I am going over Leibnitz's Rule, and unfortunately one part isn't making sense to me. Leibnitz's Rule states $$\frac {\partial}{\partial{y}}\int M(t, y)dt = \int \frac {\partial{M(t, y)}}{\partial{y}}dt$$
Specifically, suppose that $M(t, y) = t+y$.
Then, $\frac{\partial{M}}{\partial{t}} = 1$ and $\int 1dt = t+h(y)+c$.
However, $\int (t+y)dt = \frac{t^2}{2}+yt+h(y)+c$, and $\frac{\partial}{\partial{y}}(\frac{t^2}{2}+yt+h(y)+c) = t$. However, this would mean that $t+h(y)+c = t$ only when $h(y) +c = 0$. In other words, this would mean that $$\frac {\partial}{\partial{y}}\int M(t, y)dt = \int \frac {\partial{M(t, y)}}{\partial{y}}dt$$ is only true when the constant of integration and arbitrary function $h(y)$ are 0...?
I would really appreciate any and all clarification on this. Thanks so much.
Rather than use the same $h(y)+c$ for both integrations and worrying why they are different, let us use different letters, $g(y)$ for the integration of which we differentiate, and $h(y)$ for the integration of a differentiation, then compare them. (Note: The arbitrary constants may be folded into the arbitrary functions because they are arbitrary.)

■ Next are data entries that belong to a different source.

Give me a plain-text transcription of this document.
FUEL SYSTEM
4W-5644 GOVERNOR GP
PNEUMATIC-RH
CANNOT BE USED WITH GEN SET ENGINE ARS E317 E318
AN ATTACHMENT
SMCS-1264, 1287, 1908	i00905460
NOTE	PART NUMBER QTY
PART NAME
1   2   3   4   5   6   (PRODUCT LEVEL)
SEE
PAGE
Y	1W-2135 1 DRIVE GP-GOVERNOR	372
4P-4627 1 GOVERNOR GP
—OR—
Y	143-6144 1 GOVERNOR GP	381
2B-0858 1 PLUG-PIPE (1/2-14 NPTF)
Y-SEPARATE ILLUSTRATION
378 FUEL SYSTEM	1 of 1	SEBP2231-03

$$\begin{align}\dfrac{\partial~~}{\partial y}\int y+t\,\mathrm d t &= \dfrac{\partial(yt+\tfrac 12 t^2+g(y))}{\partial y}\\[1ex]&=t+g'(y)\\[2ex]\int\dfrac{\partial (y+t)}{\partial y}\mathrm d t&=\int1\,\mathrm d t\\[1ex]&=t+h(y)\end{align}$$
Result: We have some arbitrary functions $g$ and $h$, of $y$, where it turns out that $h(y)=\dfrac{\mathrm d g(y)}{\mathrm d y}$.
Therefore, there is nothing alarming happening here.